Over the next four weeks two ships from Halifax followed, the Minia and the CGS Montmagny. Altogether they and the SS Algerine, sailing from St. John’s, Newfoundland, recovered over three hundred bodies. Some were buried at sea, but 209 bodies returned to the Halifax shore.
Just 59 were sent away to their families. The rest, including the Titanic’s unidentifiable and unclaimed victims, were buried in Halifax, and local businesses donated bouquets of lilies.
An even more horrible tragedy still lay five years down the road. In 1917 Halifax harbor fell victim to the greatest conflagration of the Great War. I don't know if it's just me, but polling people I know, it sounds like nobody else knew about the largest man made explosion before Hiroshima, either.
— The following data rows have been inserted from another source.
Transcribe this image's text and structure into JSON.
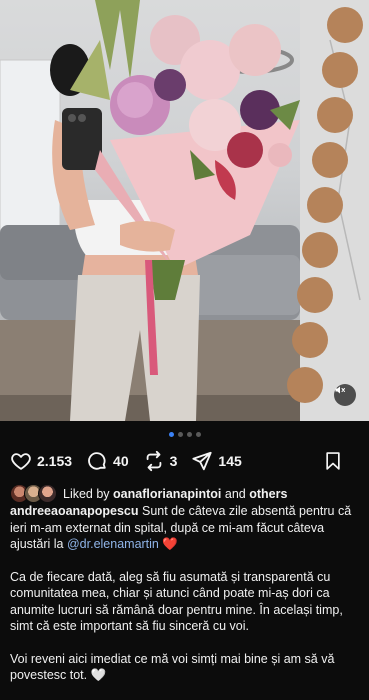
{
  "post": {
    "media_alt": "Woman holding pink bouquet of flowers taking mirror selfie",
    "carousel": {
      "count": 4,
      "active_index": 0
    }
  },
  "actions": {
    "likes_count": "2.153",
    "comments_count": "40",
    "reposts_count": "3",
    "shares_count": "145"
  },
  "liked_by": {
    "prefix": "Liked by",
    "user": "oanaflorianapintoi",
    "and": "and",
    "others": "others"
  },
  "caption": {
    "username": "andreeaoanapopescu",
    "p1_text": "Sunt de câteva zile absentă pentru că ieri m-am externat din spital, după ce mi-am făcut câteva ajustări la",
    "p1_mention": "@dr.elenamartin",
    "p1_emoji": "❤️",
    "p2": "Ca de fiecare dată, aleg să fiu asumată și transparentă cu comunitatea mea, chiar și atunci când poate mi-aș dori ca anumite lucruri să rămână doar pentru mine. În același timp, simt că este important să fiu sinceră cu voi.",
    "p3_text": "Voi reveni aici imediat ce mă voi simți mai bine și am să vă povestesc tot.",
    "p3_emoji": "🤍"
  },
  "icons": {
    "like": "heart-icon",
    "comment": "comment-icon",
    "repost": "repost-icon",
    "share": "send-icon",
    "save": "bookmark-icon",
    "mute": "speaker-muted-icon"
  },
  "colors": {
    "background": "#0c0c0c",
    "text": "#f2f2f2",
    "mention": "#8fb4e8",
    "carousel_active": "#3b82f6",
    "carousel_inactive": "#5a5a5a"
  }
}
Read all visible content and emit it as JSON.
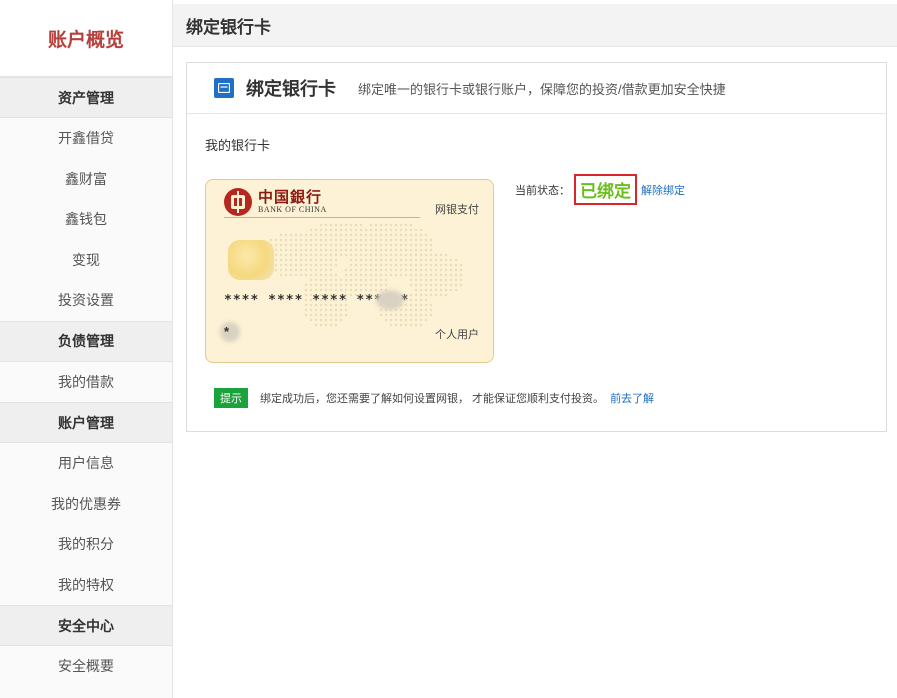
{
  "sidebar": {
    "title": "账户概览",
    "groups": [
      {
        "label": "资产管理",
        "items": [
          "开鑫借贷",
          "鑫财富",
          "鑫钱包",
          "变现",
          "投资设置"
        ]
      },
      {
        "label": "负债管理",
        "items": [
          "我的借款"
        ]
      },
      {
        "label": "账户管理",
        "items": [
          "用户信息",
          "我的优惠券",
          "我的积分",
          "我的特权"
        ]
      },
      {
        "label": "安全中心",
        "items": [
          "安全概要"
        ]
      }
    ]
  },
  "main": {
    "header_title": "绑定银行卡",
    "panel": {
      "icon": "card-icon",
      "title": "绑定银行卡",
      "description": "绑定唯一的银行卡或银行账户，保障您的投资/借款更加安全快捷",
      "section_label": "我的银行卡",
      "card": {
        "bank_name_cn": "中国銀行",
        "bank_name_en": "BANK OF CHINA",
        "pay_type": "网银支付",
        "number_masked": "**** **** **** **** *",
        "holder_masked": "*",
        "user_type": "个人用户"
      },
      "status": {
        "label": "当前状态：",
        "value": "已绑定",
        "unbind_link": "解除绑定"
      },
      "tip": {
        "badge": "提示",
        "text": "绑定成功后，您还需要了解如何设置网银， 才能保证您顺利支付投资。",
        "link": "前去了解"
      }
    }
  },
  "colors": {
    "sidebar_title": "#b5403c",
    "status_value": "#6bbf1a",
    "status_border": "#d8262b",
    "link": "#1e6fc2",
    "tip_badge": "#19a33a",
    "card_bg": "#fdf2d5",
    "bank_red": "#b5271f"
  }
}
It doesn't look at all like a place afflicted. Perched on two rocky shores, Halifax and it's sister city Dartmouth, across the water, enjoy refuge from Atlantic storms, set back from the ocean. Still further back, the Bedford Basin affords a strategic ice-free port, invaluable in wartime.
With one of the world's deepest and most protected harbors, Halifax always prospered in wartime, from the Napoleanic wars and the War of 1812, and continuing to the onset of World War One, providing men and materiel for various war efforts.
Canada entered the Great War in 1914 as a colony, when Britain declared war on Germany. Canadians were just about unanimous in support. Halifax boomed, and harbor traffic ultimately rose to seventeen million tons a year, from just two.
By 1917, businesses were bursting. Industry struggled to keep up with demand. A quarter of the men in Halifax were serving overseas.
Foreshadowing the U.S. experience in World War Two, women took jobs formerly thought of as men's work. Ultimately, women's suffrage came to Canada in 1918, two years ahead of the United States.
The U.S. held to a position of neutrality. But after a German declaration of U-boat warfare against Atlantic supply lanes and the sinking of both merchant and passenger ships with Americans onboard, the U.S joined the Great War in April 1917.
The first regular, systematic convoy of war material from Canada left Sydney, Nova Scotia’s easternmost harbor, on June 24th, 1917. By October as many as 36 supply ships were assembled for each convoy.
The Maritime Museum of the Atlantic in Halifax describes a typical convoy as five ships abreast with two corvettes out front and one on each flank.
Typically, freighters with deck cargo of tanks, trucks and tankers, other freighters with aircraft, and maybe a heavy lift ship with locomotives sailed alongside rescue ships and an oiler with fuel for the corvettes. A destroyer carrying the escort force commander brought up the rear.
Convoy traffic moved to Halifax from Sydney during winter, owing to the back bay, the ice-free Bedford Basin. The basin, with a surface area of just six and a half square miles, was jammed with ships.
By winter 1917 a jittery uncertainty had prevailed across the twin cities for months. The Canadians dragged submarine nets across the harbor each night to prevent German U-boats from sneaking in.